Data Mining for good - SRI Pipe Dream or Pipe Nightmare?

Sergey Brin knows where I hide my toe nail clippings and Jeff Bezos can tell me what page I'm reading in the copy of SRI magazine next to the toilet.  Does this scare me?  Sometimes.  But  I wonder, could the massive data bases developed by companies like Google and Amazon, and the amazing capabilities companies like these have created to mine their data, be used to foster SRI,  support CSR and generally promote good (or at least not evil in the case of Google)?

Define “good”, thinks the discerning reader, a task far beyond my capability, but some examples might be a start.  Data mining and socially oriented marketing are already highly visible in product sales.  If I order a green lawn fertilizer from an Internet supplier, I will soon  be seeing ads for environmentally friendly insect repellents.  However, socially conscious product marketing generally seems to be limited to a handful of claims: green, recyclable, healthy, all natural, locally made, union made, or in some cases a sunnier version of a claim that the product was not made in a sweatshop. 

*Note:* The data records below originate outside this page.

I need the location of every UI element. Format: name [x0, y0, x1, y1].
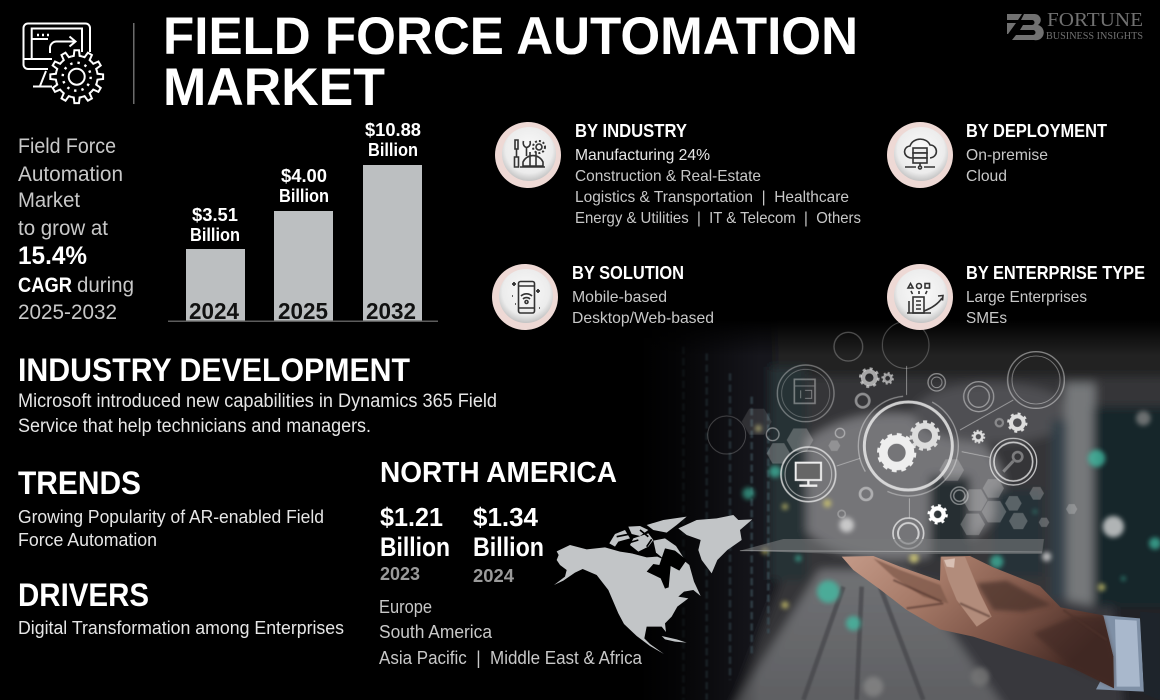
panel: trends: TRENDS — [18, 465, 141, 501]
panel: drivers: DRIVERS — [18, 577, 149, 613]
panel: by solution: Mobile-based — [572, 289, 667, 306]
panel: North America values: 2023 — [380, 564, 420, 584]
connector lines — [837, 366, 1013, 518]
icon: monitor with gear — [24, 24, 103, 103]
panel: by industry — [575, 121, 861, 227]
panel: North America values: $1.34 — [473, 502, 539, 532]
panel: by deployment: BY DEPLOYMENT — [966, 121, 1107, 141]
hand holding tablet — [842, 556, 1160, 700]
bokeh lights — [742, 411, 1160, 697]
bar chart: 2024 — [189, 298, 239, 324]
calendar circle — [777, 365, 834, 422]
bar chart: 2032 — [366, 298, 416, 324]
panel: by solution — [572, 263, 714, 327]
panel: drivers: Digital Transformation among Enterprises — [18, 618, 344, 638]
digital interface overlay: gears and network circles — [708, 322, 1160, 700]
panel: by deployment: Cloud — [966, 168, 1007, 185]
lower ring — [893, 518, 924, 549]
central gears — [879, 422, 939, 470]
panel: other regions: Asia Pacific | Middle East & Africa — [379, 648, 643, 668]
panel: by industry: BY INDUSTRY — [575, 121, 687, 141]
floor stripes — [803, 587, 923, 700]
icon: by enterprise type — [887, 264, 953, 330]
CAGR text block: 2025-2032 — [18, 301, 117, 324]
photo fade to black, left — [640, 320, 760, 700]
logo: Fortune Business Insights: BUSINESS INSIGHTS — [1046, 31, 1143, 42]
CAGR text block: to grow at — [18, 217, 108, 240]
icon: by deployment — [887, 122, 953, 188]
CAGR text block: Market — [18, 189, 80, 212]
icon: by solution — [492, 264, 558, 330]
photo: server room corridor — [681, 329, 1160, 700]
panel: by solution: BY SOLUTION — [572, 263, 684, 283]
panel: industry development — [18, 352, 497, 437]
bar chart: $3.51 — [192, 205, 238, 225]
panel: by enterprise type: Large Enterprises — [966, 289, 1087, 306]
divider — [133, 23, 134, 104]
panel: by enterprise type — [966, 263, 1145, 327]
panel: industry development: INDUSTRY DEVELOPMENT — [18, 352, 410, 388]
panel: by industry: Manufacturing 24% — [575, 147, 710, 164]
CAGR text block — [18, 135, 134, 324]
tablet — [740, 539, 1044, 554]
surrounding rings — [708, 322, 1064, 504]
rack stripes — [683, 347, 768, 700]
panel: North America values: Billion — [473, 532, 544, 562]
bar chart: Billion — [190, 225, 240, 245]
CAGR text block: during — [77, 274, 134, 297]
CAGR text block: Field Force — [18, 135, 116, 158]
CAGR text block: CAGR — [18, 274, 72, 297]
monitor circle — [781, 447, 836, 502]
bar chart: $4.00 — [281, 166, 327, 186]
panel: by enterprise type: SMEs — [966, 310, 1007, 327]
bar chart: $10.88 — [365, 120, 421, 140]
panel: other regions: Europe — [379, 597, 432, 617]
panel: North America values — [380, 457, 617, 586]
panel: by industry: Energy & Utilities | IT & Telecom | Others — [575, 210, 861, 227]
icon: by industry — [495, 122, 561, 188]
hexagons — [742, 409, 1077, 535]
panel: by industry: Logistics & Transportation | Healthcare — [575, 189, 849, 206]
bar chart — [168, 120, 438, 324]
panel: by deployment: On-premise — [966, 147, 1048, 164]
bar chart: Billion — [279, 186, 329, 206]
panel: by deployment — [966, 121, 1107, 185]
panel: by solution: Desktop/Web-based — [572, 310, 714, 327]
panel: by enterprise type: BY ENTERPRISE TYPE — [966, 263, 1145, 283]
title — [163, 7, 858, 117]
small gears — [838, 369, 1026, 523]
logo: Fortune Business Insights: FORTUNE — [1047, 9, 1143, 31]
panel: trends — [18, 465, 324, 550]
panel: drivers — [18, 577, 344, 638]
panel: industry development: Microsoft introduced new capabilities in Dynamics 365 Field — [18, 391, 497, 412]
map: North America — [554, 515, 752, 654]
panel: trends: Force Automation — [18, 530, 157, 550]
CAGR text block: Automation — [18, 163, 123, 186]
bar chart: Billion — [368, 140, 418, 160]
logo: Fortune Business Insights — [1007, 9, 1143, 42]
panel: North America values: NORTH AMERICA — [380, 457, 617, 489]
photo fade to black, top — [688, 320, 1160, 347]
panel: North America values: $1.21 — [380, 502, 443, 532]
bar chart: 2025 — [278, 298, 328, 324]
panel: North America values: 2024 — [473, 566, 514, 586]
title: FIELD FORCE AUTOMATION — [163, 7, 858, 66]
panel: other regions — [379, 597, 643, 668]
panel: North America values: Billion — [380, 532, 450, 562]
main gear circle — [858, 396, 958, 496]
panel: trends: Growing Popularity of AR-enabled Field — [18, 507, 324, 527]
panel: by industry: Construction & Real-Estate — [575, 168, 761, 185]
title: MARKET — [163, 58, 385, 117]
panel: industry development: Service that help technicians and managers. — [18, 416, 371, 437]
CAGR text block: 15.4% — [18, 242, 87, 270]
panel: other regions: South America — [379, 622, 493, 642]
key circle — [990, 438, 1037, 485]
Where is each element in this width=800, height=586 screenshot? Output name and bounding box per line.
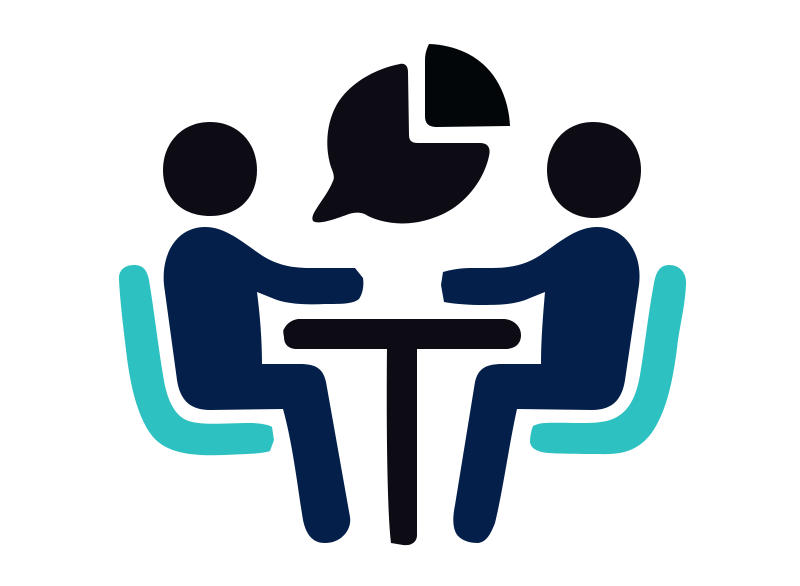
person: right [441,122,686,543]
table leg [387,345,417,545]
head: left [163,122,257,216]
chair: right [530,265,686,454]
pie wedge: top right slice [425,44,510,127]
table top [283,319,521,349]
chair: left [119,265,274,455]
person: left [119,122,363,543]
table [283,319,521,545]
pie wedge: large speech bubble [312,64,490,223]
head: right [547,122,641,218]
body: left [164,227,363,543]
icon: pie chart speech bubble [312,44,510,223]
body: right [441,227,640,543]
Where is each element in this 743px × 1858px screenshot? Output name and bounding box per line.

A seller with information culled from Google's data could do a lot more.  For example, anyone who tracks my visits to charitable sites (Are you paying attention Sergei? Always, all right then, I won't ask again) knows I prefer the “teach a man to fish” approach, except in emergencies.  Right now you could batter me with ads for “Save Haiti” t-shirts promising a portion of the sale proceeds would go to Haitian relief and get no reaction.  I don't need a t-shirt, just giving cash made more sense.  An ad for a t-shirt actually made in Haiti by  people working in safe conditions and earning a living wage might get a very different reaction.  More generally, a seller seeking to market a product based on a socially beneficial attribute could find buyers whose Internet habits (not just purchases, but all the data) demonstrate an interest in that attribute.  One result?  If more products can be marketed more effectively based on their socially beneficial qualities then more “good” products will be made and used.

Data mining isn't just about product and service sales, think SRI and venture capital connections.  Consider Goodco, a start-up  looking for venture capital.  The business plan shows a few years of shaky returns, but the product is vital to the health and well being of an under served population.  If the product is a new anti-malaria salve, Goodco  can probably find Bill Gates on its own.  If the product is small scale desalination systems that will serve remote, water short African populations cost effectively – well maybe Sergei can tell Goodco that Larry Ellison is a prospect.  Larry might not be remote (well, actually Larry is remote), but Sergei's data shows he sails past a lot of tropical islets that need water and he's interested in desalination.  Now suppose Goodco needs to recruit a new CFO who really understands how to deal with African governments, NGOs and engineering suppliers.  Sergei, might you be the world's most knowledgeable headhunter in waiting?

Right now much of this type of data mining for social good is a pipe dream, or  a pipe nightmare.  A thicket of national and subnational laws that protect privacy and protect consumers and investors from fraud would often get in the way, and generally for good reason.  But Sergei has the data, he knows how to mine it and he'd probably like to be allowed to do more with these capabilities, because he could ring much value, and profit,  from them.  Sergei, why not take the initiative, develop your own  proposals to data mine for some not-for-profit good, create enough privacy and fraud safeguards to convince a few regulators that your plans  are workable and  then put your algorithms to good use.  If it all works, maybe you can eventually convince the regulators that the same safeguards would justify expanded  for profit usage of mined data, in the meantime we'll all benefit.